*CORRECTION: This version of the story makes clear that the federal government hasn’t committed financing but its Crown corporation is assisting in planning and development of the proposed project.
Canada Infrastructure Bank, a Crown corporation, announced Feb. 5 that it’s prepared to assist in the development of a $1.6-billion hydroelectric line and broadband fibre-optic project that will serve five Kivalliq communities and the mining sector.
The 1,200-kilometre, 150-megawatt hydro transmission line will stretch from Gillam, Man., reducing the region’s reliance on shipped-in diesel.
Canada Infrastructure Bank will work with the Kivalliq Inuit Association (KIA), Sakku Investments Corporation, Anbaric Development Partners and the Ontario Teachers’ Pension Plan to complete the initiative.
In addition to supplying environmentally sustainable energy, the project will provide high-speed broadband internet to residents, businesses and public services.
The KIA has projected that the hydro line will result in a 50 per cent reduction in power supply costs for the Qulliq Energy Corporation in the five communities served — Baker Lake, Rankin Inlet, Arviat, Chesterfield Inlet and Whale Cove. It also anticipates internet download speeds will be 3,000 times faster.

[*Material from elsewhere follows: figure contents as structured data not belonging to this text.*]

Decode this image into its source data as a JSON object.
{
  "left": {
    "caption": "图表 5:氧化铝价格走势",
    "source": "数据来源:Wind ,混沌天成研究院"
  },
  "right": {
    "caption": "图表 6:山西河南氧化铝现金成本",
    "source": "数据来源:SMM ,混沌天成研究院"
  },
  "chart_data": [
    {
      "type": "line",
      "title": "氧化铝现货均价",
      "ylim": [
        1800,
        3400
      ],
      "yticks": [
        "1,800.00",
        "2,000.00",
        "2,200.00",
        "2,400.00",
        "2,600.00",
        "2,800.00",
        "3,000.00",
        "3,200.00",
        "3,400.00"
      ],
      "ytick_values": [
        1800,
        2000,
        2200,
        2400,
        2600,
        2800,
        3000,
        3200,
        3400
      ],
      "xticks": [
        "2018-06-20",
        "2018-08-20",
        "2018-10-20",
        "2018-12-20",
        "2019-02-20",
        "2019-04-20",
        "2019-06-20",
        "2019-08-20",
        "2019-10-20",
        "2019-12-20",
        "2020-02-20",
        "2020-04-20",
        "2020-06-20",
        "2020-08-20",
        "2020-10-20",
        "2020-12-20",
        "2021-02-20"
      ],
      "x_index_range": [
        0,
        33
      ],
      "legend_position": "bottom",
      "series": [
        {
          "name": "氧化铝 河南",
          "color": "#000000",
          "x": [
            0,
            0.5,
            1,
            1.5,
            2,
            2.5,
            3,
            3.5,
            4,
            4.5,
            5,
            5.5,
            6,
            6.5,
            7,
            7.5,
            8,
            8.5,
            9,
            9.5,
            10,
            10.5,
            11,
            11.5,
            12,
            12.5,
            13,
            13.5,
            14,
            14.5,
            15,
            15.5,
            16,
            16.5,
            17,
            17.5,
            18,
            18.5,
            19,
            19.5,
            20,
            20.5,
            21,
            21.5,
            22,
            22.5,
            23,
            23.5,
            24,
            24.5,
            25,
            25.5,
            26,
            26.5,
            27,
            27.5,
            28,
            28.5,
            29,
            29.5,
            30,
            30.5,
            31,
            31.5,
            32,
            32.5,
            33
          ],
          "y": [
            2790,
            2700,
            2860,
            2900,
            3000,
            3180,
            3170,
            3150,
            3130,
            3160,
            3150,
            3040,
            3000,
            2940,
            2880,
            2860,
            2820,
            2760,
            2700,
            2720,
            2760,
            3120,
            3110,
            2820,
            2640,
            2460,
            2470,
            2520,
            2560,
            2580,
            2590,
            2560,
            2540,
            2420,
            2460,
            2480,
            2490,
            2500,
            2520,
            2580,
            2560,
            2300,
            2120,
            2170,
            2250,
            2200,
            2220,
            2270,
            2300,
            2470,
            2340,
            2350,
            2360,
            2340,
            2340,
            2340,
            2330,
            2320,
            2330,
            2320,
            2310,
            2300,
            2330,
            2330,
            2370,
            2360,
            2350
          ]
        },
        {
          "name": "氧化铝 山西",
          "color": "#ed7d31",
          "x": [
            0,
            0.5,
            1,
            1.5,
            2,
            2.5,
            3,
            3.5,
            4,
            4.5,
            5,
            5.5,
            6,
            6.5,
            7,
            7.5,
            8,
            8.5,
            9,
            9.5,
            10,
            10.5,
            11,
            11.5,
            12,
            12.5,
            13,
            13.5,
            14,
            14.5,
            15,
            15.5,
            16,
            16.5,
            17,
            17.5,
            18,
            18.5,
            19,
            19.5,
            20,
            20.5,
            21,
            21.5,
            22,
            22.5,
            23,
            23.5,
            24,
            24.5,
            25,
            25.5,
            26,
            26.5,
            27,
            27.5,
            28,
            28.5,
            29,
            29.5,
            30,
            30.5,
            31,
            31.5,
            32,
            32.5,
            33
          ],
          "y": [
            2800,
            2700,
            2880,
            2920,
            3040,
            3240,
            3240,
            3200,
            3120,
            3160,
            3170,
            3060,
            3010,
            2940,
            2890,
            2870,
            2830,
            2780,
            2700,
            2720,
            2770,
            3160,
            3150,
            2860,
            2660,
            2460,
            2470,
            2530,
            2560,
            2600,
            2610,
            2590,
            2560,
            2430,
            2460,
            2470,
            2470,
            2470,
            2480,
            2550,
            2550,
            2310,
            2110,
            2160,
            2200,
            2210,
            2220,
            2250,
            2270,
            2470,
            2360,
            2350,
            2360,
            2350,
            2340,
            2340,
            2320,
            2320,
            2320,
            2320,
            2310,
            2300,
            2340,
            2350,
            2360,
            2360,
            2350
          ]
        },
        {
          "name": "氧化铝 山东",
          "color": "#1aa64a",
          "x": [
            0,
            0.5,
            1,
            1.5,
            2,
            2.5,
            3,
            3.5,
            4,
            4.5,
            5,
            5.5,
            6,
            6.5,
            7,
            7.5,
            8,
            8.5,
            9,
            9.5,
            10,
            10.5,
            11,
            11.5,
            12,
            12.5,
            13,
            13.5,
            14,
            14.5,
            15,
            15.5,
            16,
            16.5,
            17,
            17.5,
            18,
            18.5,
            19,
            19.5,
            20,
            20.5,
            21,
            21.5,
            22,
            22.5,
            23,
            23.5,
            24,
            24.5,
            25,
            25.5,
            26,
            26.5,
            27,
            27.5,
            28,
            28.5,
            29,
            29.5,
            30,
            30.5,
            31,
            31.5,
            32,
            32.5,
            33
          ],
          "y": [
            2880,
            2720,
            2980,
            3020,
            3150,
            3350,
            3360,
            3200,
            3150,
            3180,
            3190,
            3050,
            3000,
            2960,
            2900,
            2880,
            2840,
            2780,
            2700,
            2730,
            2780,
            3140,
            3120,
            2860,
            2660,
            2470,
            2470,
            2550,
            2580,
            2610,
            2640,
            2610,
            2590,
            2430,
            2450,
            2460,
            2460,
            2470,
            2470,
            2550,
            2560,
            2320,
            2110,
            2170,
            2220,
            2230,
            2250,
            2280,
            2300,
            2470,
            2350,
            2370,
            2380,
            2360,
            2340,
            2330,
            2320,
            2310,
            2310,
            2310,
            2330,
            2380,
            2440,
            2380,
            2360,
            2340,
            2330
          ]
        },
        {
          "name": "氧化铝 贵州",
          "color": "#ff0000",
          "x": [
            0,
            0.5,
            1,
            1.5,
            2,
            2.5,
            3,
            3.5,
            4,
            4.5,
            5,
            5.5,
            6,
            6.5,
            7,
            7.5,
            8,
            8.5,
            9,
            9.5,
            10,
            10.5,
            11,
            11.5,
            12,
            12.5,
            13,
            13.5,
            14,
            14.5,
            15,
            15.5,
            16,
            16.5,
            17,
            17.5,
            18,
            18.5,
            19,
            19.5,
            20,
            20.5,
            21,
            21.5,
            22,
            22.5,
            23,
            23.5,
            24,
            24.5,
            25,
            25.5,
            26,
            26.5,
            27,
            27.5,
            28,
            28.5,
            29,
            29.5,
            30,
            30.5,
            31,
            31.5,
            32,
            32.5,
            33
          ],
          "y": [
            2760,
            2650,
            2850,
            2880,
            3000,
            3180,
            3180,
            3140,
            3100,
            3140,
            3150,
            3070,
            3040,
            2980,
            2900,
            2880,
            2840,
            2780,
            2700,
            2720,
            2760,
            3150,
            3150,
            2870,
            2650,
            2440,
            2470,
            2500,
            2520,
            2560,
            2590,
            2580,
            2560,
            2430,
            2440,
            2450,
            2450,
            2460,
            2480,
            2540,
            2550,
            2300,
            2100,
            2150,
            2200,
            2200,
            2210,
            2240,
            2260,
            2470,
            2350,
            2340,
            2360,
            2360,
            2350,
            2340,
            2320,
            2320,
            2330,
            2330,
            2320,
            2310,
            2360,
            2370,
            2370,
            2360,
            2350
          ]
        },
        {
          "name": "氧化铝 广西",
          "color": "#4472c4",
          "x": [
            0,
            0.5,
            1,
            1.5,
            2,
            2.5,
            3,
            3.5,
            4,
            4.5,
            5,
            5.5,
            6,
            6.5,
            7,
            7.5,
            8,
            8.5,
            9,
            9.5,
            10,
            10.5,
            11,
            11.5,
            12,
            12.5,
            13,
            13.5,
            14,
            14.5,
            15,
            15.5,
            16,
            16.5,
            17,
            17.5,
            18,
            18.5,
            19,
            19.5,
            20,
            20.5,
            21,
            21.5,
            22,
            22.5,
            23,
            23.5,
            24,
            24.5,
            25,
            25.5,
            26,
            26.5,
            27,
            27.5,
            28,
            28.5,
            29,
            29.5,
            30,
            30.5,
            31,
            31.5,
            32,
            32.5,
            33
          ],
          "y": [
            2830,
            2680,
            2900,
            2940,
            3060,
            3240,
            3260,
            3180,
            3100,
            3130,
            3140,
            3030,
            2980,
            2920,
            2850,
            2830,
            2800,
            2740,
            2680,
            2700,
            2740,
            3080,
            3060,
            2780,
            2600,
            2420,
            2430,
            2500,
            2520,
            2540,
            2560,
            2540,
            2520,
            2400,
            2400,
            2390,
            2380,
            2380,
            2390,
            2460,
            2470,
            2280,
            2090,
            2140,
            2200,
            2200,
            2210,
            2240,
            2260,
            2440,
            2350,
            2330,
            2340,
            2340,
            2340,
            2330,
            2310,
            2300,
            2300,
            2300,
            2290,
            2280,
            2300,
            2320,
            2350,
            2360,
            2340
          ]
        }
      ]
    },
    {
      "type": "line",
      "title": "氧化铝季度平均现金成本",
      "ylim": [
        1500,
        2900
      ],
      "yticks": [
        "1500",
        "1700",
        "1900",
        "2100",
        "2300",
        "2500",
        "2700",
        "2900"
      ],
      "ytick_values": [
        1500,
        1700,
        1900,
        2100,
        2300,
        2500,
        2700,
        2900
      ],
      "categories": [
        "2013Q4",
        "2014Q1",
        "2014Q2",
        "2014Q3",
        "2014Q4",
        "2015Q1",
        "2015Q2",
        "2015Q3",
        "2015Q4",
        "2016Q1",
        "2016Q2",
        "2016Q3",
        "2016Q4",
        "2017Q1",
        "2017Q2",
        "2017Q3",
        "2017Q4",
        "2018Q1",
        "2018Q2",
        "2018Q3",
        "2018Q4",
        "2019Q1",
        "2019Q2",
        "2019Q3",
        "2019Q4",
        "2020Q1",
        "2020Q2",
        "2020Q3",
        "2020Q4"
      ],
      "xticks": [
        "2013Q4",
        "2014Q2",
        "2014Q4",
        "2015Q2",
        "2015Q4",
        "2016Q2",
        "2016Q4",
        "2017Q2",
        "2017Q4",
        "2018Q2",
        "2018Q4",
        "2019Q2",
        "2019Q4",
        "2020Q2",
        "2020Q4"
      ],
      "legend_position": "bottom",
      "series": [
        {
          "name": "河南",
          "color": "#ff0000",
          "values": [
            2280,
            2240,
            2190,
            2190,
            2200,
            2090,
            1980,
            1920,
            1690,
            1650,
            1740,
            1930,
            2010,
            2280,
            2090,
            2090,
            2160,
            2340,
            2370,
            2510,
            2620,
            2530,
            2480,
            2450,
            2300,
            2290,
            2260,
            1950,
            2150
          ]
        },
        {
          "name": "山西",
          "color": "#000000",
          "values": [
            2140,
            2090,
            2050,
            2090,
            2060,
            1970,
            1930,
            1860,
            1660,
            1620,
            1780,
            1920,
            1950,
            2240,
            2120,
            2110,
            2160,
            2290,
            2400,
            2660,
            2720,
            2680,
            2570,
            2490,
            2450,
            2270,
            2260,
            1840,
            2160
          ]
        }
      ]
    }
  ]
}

Kono Tattuinee, president of the Kivalliq Inuit Association, said, “Inuit are proud to be driving this transformative, national infrastructure project. Together we are creating something that will bring lasting economic and environmental benefits to Nunavut and all of Canada.”
Canada Infrastructure Bank has $35 billion to invest and has a mandate to also attract private-sector investment. The Winnipeg Free Press reported that the proponents have a goal of supplying power to Rankin Inlet by 2026.